Pasíon y maestría
El legado de la tración, paciencia y el viento del sur
En el corazón de la provincia de Cádiz, donde el tiempo se mide en estaciones y no en horas, nace hace 25 años El Espartero.
Somos una familia dedicada al arte de crear piezas de culto, fusionando la tradición quesera zamorana con un proceso de maduración único en el mundo.
Raíces de Zamora: El Origen de la Calidad
Nuestra esencia comienza en los pastos, seleccionando la mejor leche cruda de oveja de razas autóctonas: la Churra y la Castellana.
Esta materia prima, pura y llena de carácter, y su curación en bodegas, es el pilar sobre el que construimos nuestros quesos.
Creemos firmemente que para lograr un sabor irrepetible, debemos respetar el origen y la herencia de esa tierra.
Artesanía en Movimiento
En EL ESPARTERO, el proceso es manual y el ritmo lo marca la naturaleza. Cada pieza es mimada individualmente con volteos manuales y un afinado constante.
Desde nuestros curados, pasando por los viejos, reservas, añejos hasta nuestras especialidades con manteca de cerdo ibérico, buscamos una textura que, aun en su máxima maduración, mantenga esa mantecosidad y sabor intenso que nos define.
Nuestra Joya de la Corona: El Viaje a Sanlúcar
Lo que hace a nuestros quesos piezas de colección es nuestra maduración adicional especial.
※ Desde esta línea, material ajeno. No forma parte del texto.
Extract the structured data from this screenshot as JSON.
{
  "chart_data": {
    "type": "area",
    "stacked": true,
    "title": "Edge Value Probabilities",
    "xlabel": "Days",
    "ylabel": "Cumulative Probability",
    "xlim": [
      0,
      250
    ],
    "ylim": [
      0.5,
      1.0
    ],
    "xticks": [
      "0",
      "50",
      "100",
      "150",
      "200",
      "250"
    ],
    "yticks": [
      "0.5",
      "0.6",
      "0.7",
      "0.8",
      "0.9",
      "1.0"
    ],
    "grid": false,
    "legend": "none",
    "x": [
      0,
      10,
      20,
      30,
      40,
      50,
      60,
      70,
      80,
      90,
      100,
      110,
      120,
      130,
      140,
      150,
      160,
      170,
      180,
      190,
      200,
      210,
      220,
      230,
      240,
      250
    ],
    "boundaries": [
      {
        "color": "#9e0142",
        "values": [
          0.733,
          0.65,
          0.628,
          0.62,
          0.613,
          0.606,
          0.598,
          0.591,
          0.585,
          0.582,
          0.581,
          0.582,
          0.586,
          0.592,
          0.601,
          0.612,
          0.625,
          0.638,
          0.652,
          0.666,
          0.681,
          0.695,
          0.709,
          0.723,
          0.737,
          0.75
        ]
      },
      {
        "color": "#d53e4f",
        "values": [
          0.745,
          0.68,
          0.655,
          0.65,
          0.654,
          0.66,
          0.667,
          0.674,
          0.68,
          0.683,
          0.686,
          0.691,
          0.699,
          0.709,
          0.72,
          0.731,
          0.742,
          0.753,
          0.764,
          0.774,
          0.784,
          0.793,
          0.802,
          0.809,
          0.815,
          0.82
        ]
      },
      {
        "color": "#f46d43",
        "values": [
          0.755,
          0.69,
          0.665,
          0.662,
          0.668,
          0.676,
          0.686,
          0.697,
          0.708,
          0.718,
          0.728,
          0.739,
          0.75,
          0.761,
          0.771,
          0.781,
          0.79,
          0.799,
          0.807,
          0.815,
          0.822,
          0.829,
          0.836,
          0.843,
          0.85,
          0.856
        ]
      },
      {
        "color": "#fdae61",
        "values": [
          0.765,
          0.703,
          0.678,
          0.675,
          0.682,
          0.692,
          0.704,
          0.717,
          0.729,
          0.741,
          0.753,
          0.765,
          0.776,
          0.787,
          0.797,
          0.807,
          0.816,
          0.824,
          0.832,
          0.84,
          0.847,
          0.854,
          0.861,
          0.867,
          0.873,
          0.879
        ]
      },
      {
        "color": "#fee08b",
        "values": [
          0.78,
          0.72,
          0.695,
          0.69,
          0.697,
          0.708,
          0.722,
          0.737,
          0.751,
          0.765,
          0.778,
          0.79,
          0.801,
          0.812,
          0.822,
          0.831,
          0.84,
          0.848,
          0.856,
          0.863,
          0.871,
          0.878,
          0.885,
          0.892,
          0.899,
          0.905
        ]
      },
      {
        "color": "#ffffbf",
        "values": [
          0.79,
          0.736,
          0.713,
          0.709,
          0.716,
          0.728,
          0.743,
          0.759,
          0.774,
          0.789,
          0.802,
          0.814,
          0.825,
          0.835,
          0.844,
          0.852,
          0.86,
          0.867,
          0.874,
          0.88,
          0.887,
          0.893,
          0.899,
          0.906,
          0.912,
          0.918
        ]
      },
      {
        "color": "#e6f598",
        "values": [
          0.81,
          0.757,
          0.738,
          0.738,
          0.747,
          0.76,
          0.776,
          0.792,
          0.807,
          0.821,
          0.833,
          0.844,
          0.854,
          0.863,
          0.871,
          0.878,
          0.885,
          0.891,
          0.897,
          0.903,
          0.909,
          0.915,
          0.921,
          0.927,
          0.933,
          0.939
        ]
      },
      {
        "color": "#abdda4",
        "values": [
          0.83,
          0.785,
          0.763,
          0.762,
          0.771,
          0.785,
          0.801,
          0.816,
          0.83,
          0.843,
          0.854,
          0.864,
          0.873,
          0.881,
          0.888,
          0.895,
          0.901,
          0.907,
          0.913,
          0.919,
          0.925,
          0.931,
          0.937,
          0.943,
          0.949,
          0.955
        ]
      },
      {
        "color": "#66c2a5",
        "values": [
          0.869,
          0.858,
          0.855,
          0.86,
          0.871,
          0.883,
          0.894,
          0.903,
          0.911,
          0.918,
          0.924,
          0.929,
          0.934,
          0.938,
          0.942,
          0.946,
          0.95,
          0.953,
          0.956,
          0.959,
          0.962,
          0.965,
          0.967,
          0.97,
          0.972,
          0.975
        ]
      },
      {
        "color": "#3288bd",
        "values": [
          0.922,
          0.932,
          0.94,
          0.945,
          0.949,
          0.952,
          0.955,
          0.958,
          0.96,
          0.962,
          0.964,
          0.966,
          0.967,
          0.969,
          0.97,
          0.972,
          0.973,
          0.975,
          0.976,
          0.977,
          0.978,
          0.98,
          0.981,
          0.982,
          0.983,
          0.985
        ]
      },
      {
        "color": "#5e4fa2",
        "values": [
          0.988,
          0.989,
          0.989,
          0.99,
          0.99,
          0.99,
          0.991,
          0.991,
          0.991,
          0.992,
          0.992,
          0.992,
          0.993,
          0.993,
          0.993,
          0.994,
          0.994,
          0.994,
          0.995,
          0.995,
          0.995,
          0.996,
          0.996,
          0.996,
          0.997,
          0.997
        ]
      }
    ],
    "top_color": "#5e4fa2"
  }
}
Mientras que otros se detienen, nosotros llevamos nuestras piezas más selectas un paso más allá:
- Añejos Reserva (+18 meses)
- Grandes Añejos (+24 meses)
Estas piezas viajan para recibir un "baño de aire y salitre" en Sanlúcar de Barrameda. Allí, durante un periodo adicional de 3 a 6 meses, el microclima único de la desembocadura del Guadalquivir termina de esculpir su personalidad.
Es en Sanlúcar donde el queso adquiere matices complejos y una profundidad que solo el tiempo y la brisa marina pueden otorgar.
Una Experiencia Sensorial
El secreto de nuestro sabor está en el origen y en el fin. En EL ESPARTERO, respetamos los ciclos de la naturaleza para obtener un producto pureza excepcional, honesto, sin artificios y lleno de vida.
Su color marfil agudo y aroma profundo, hace que al probarlo, descubrirá un sabor potente y un retrogusto persistente que narra la historia de dos tierras: la fuerza de los campos de Zamora y la elegancia del aire de Sanlúcar.